3) EFCA financial frauds

Equity Funding Corporation of America (EFCA) began selling life insurance in the early 1960s with an innovative twist that combined the safety of traditional life insurance with the growth potential of stock mutual funds. The company would sell a mutual fund to a customer, who would then borrow against the fund to purchase life insurance.

The fraud began in 1964 when EFCA was bumping up against a deadline to complete and issue its annual report. The company’s new mainframe computer couldn’t produce the needed numbers in time and Stanley Goldblum, the CEO of the company, ordered fictitious accounting entries made to the company’s financial statements to meet the deadline.

Goldblum and other employees of EFCA continued this fraud by creating phony life insurance policies to produce revenue to back up these earlier false entries.

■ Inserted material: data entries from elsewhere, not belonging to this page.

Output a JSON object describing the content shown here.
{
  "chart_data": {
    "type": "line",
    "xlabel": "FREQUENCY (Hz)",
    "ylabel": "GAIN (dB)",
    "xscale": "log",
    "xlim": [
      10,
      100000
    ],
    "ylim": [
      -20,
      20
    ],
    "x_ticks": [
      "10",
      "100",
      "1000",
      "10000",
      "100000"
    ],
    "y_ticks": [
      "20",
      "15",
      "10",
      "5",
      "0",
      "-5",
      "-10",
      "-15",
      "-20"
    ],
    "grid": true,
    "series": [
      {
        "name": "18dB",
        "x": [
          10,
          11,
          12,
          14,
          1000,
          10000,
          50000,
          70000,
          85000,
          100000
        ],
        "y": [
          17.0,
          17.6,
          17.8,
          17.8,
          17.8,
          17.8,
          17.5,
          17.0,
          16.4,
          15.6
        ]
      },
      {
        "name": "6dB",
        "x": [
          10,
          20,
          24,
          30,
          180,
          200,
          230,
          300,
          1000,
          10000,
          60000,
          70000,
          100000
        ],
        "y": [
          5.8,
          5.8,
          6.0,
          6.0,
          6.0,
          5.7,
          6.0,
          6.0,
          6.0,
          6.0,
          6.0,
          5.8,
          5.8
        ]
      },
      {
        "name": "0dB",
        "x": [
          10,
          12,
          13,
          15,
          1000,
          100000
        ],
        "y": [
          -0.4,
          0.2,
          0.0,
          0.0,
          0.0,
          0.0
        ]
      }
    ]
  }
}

The company then reinsured these fake policies with a number of other insurers and even faked the deaths of some of these nonexistent individuals.

The fraud eventually reached mammoth-sized proportions, with tens of thousands of phony insurance policies and nearly $2 billion in nonexistent revenues over a multi-year period.

In 1973, a disgruntled ex-employee, who had been fired, reported the scheme to Ray Dirks, a Wall Street analyst who covered the insurance industry.

The case led to the establishment of a new legal precedent regarding insider trading. The fraud at EFCA is considered by some to be the first computer-based fraud, as the creation of phony documents needed to back up the phony policies became so cumbersome that the company started using computers to automate the deception.